I'm not trying to be clever it just really confused me. I've already spent ages trying to really understand the solutions to the differential equations, like how it's justified to remove the absolute value signs when there general solutions etc... But this just threw a spanner at that and confused me more.

Reply 7

B_9710

Original post by RuneFreeze

So what is it specifically that is confusing you?

Reply 8

DFranklin

Original post by RuneFreeze

When you're solving a DE and end up with ln|stuff| on one side, it's virtually never valid for stuff to change sign. So if the initial condition indicates that stuff is +ve, it's reasonable to assume it stays so.

Reply 9

RuneFreeze

Original post by DFranklin

What do you mean by it's not valid for it to change sign? Because I input both graphs to Geogebra and they were the same except the non simplified one had a much broader range of values.

Reply 10

DFranklin

Original post by RuneFreeze

What do you mean by it's not valid for it to change sign? Because I input both graphs to Geogebra and they were the same except the non simplified one had a much broader range of values.

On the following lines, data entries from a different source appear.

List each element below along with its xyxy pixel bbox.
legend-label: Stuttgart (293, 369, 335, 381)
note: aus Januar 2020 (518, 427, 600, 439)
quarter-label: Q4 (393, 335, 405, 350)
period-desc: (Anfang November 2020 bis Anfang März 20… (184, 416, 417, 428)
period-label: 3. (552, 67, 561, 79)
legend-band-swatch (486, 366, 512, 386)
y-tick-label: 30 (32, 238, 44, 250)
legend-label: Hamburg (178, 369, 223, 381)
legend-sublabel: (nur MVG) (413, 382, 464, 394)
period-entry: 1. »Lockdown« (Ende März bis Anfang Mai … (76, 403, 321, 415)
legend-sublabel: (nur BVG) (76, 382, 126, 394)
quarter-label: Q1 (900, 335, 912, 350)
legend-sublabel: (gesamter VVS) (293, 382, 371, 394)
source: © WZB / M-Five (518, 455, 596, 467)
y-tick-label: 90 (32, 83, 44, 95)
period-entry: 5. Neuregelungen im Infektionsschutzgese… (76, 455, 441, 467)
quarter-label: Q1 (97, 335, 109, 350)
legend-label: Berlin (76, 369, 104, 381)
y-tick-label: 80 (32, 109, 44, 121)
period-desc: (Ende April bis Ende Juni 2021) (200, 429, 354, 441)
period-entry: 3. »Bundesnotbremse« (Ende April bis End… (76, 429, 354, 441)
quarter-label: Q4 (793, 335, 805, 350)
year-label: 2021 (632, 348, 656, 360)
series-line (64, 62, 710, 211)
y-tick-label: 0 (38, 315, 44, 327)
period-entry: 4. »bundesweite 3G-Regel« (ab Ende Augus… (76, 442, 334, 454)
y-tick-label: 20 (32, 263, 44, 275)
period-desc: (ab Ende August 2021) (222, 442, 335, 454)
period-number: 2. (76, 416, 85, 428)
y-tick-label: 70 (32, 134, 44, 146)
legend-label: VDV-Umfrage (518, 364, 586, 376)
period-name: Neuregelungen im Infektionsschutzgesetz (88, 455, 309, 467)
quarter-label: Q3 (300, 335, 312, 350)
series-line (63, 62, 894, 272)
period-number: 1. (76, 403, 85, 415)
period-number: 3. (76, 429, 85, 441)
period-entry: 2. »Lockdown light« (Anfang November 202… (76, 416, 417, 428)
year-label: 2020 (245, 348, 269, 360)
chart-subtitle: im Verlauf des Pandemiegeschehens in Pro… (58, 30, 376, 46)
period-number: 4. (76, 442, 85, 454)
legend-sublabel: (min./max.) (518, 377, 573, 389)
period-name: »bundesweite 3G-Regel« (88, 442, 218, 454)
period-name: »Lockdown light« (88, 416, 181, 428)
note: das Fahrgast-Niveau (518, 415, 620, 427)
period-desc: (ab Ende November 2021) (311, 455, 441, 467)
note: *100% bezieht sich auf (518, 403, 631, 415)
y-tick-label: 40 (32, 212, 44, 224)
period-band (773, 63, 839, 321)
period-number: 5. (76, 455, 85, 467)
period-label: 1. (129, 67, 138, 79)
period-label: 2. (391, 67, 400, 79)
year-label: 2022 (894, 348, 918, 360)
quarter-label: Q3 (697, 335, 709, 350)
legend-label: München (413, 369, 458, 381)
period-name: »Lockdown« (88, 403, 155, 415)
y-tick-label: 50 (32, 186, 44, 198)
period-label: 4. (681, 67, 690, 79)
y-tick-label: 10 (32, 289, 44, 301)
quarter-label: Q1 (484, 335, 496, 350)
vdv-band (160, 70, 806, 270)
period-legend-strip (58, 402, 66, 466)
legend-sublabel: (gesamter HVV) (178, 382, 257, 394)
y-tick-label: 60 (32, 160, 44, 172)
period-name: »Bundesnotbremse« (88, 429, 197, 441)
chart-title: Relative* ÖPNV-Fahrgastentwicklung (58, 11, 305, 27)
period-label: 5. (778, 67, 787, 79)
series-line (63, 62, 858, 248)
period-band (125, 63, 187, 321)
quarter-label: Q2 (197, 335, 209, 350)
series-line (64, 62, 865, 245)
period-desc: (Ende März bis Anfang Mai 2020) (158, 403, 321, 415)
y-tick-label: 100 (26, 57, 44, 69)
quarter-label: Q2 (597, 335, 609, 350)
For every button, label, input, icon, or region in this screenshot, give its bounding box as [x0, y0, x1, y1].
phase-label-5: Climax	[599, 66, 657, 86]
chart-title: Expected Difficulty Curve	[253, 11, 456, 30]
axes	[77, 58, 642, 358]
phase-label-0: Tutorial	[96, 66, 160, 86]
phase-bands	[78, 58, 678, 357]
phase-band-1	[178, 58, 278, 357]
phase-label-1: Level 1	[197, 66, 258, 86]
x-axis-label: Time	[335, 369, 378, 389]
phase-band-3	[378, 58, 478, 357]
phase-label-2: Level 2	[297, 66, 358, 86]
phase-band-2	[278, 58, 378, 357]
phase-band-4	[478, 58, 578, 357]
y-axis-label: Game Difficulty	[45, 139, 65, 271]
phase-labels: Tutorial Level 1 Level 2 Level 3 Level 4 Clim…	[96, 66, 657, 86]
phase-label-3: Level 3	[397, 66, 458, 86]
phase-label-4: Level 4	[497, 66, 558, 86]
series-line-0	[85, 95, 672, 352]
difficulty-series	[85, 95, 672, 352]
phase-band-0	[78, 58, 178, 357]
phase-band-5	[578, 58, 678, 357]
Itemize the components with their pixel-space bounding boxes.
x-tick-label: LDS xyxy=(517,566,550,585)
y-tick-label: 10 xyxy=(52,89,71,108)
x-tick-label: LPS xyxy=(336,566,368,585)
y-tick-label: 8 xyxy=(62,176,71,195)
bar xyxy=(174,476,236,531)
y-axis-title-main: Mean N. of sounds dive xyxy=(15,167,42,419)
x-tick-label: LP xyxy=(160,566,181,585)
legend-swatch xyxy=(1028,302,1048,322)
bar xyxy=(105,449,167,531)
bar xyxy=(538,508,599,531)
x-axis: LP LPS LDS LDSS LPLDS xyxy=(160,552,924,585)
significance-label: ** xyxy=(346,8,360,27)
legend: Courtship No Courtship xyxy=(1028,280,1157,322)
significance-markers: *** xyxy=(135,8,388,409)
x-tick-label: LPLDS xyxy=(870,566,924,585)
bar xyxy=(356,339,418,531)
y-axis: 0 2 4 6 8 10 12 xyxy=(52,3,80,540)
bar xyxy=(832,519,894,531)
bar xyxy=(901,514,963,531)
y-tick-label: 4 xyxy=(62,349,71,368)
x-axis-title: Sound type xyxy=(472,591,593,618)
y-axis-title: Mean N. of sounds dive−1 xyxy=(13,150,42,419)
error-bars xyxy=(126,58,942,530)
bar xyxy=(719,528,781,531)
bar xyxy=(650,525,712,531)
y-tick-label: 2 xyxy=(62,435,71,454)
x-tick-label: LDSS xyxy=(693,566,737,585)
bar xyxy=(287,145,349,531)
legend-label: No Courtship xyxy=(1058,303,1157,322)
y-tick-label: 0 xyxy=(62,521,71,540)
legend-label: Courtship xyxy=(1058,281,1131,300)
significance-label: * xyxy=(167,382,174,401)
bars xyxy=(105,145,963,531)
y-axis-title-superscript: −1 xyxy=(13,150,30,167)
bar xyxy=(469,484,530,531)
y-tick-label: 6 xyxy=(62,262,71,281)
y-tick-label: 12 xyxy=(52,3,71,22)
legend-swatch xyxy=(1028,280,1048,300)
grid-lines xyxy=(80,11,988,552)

Can you post a link to your graph?

If you know about complex numbers, you can think of taking the modulus as adding a (complex) arbitrary constant.

That is, you do the integral in the normal way (without the mysterious modulus appearing from no where), and get ln(f(x)) + C, where f(x) < 0.
But

\ln f(x) = \ln(-f(x)) + i \pi

, so you can rewrite

\ln(f(x)) + C

\ln (-f(x)) + K

(where K = C + i pi).

But of course, by definition, the arbitrary constant is *constant*. So it can't keep changing to flip between -f(x) and f(x).

It's also worth noting that (in general), you can't meaningfully take a solution across the point where you need to find ln(0) (and would get infinity).

e.g. if you have the differential equation

\dfrac{dy}{dx} = 1/x

, then for x > 0 you have a solution y = C + ln x, and for y < 0 you have a solution y = C + ln(-x), but the most general solution (*) for

x \neq 0

is *not* y = C + ln |x|. You can in fact have y = C + ln x for x > 0, y = D + ln |x| for x < 0, where C and D are *different* constants.

(*) Really, assuming you can have *one* solution when you cross a point where y is undefined is what's causing the problem.